A schedule will be posted in here as soon as people sign up for shifts.
Production plan
The production plan is located here:
http://na62.gla.ac.uk/index.php?task=production
This displays a database-generated table that fills up along the way. New items will be added by the production coordinator as discussed at the Siena meeting in August 2012.
Grid Production Shifts
GP "shifts" will not require too much work, and it is enough if the person on shift will check the production status twice a day or so. It is expected that GP 'shifts' will be at least a day long.
How it all works
MC jobs will be submitted by automaticall by cron jobs. The person overseeing the production (the "shift" taker) will have to check periodically if everything goes according to plan, and
- intervene if possible to fix the error(s)

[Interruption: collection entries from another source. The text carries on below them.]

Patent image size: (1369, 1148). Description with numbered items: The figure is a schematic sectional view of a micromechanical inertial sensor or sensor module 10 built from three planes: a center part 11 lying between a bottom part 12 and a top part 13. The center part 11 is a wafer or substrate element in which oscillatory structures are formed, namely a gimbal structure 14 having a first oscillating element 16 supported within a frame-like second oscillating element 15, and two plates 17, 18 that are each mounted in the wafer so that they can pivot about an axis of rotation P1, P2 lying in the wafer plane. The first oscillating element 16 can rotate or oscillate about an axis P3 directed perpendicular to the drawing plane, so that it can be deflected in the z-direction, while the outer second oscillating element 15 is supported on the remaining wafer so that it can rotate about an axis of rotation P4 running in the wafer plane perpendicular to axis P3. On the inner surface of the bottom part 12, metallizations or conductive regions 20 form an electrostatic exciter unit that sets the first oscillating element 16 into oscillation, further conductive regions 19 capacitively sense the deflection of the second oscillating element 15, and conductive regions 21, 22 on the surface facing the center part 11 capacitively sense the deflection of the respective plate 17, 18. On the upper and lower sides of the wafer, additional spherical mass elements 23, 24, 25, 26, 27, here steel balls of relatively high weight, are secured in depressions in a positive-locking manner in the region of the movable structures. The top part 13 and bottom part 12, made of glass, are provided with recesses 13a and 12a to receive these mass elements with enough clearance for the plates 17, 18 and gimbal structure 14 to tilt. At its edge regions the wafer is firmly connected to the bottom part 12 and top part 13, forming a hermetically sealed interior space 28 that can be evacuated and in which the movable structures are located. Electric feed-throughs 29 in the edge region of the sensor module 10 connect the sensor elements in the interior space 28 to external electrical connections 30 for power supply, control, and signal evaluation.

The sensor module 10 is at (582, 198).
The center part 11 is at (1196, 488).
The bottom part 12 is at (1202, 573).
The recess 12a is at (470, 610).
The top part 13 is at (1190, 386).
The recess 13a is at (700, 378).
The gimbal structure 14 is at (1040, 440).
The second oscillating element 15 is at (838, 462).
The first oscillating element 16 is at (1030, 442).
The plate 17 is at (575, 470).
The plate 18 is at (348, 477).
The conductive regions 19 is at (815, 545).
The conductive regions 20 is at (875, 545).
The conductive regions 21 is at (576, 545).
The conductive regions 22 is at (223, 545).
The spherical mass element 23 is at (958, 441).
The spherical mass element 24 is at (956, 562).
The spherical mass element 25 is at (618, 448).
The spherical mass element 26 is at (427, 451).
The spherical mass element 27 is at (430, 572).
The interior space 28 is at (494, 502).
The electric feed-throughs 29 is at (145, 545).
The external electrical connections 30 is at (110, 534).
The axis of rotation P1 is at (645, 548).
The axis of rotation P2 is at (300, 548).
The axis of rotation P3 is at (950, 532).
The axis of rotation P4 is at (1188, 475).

- notify the production coordinator if not possible to directly intervene to rectify the error
- notify the site admin if jobs systematically fail at a given site. Check the jobs history to detect any problems at sites (e.g. jobs consistently finishing early, or going to status CLEARED without registering any output).
If jobs fail at a site, exclude it from job submissions and notify the site admin!
- notify Janusz if outputs fail to be replicated on CERN Castor (labelled LS instead of CC in the files table)
Checklist
The person in charge must do the following:
- keep an eye on the jobs list
and make sure we 200 jobs RUNNING at all times and not more than 100 SCHEDULED.*
Please note that these numbers will change when new resources are added. Check this number at the beginning of each shift.
- if queue is low (less than 100 RUNNING), use online script creator to submit a new batch of jobs
- check production page to see if we've reached 100%
- re-validate results weekly (every Monday) with the physics group (email Tonino to check the outputs on CAstor)
- notify production coordinator if any major errors occur
Troubleshooting
In case you find an error produced by the online interface, please immediately notify Dan, Janusz and Tonino.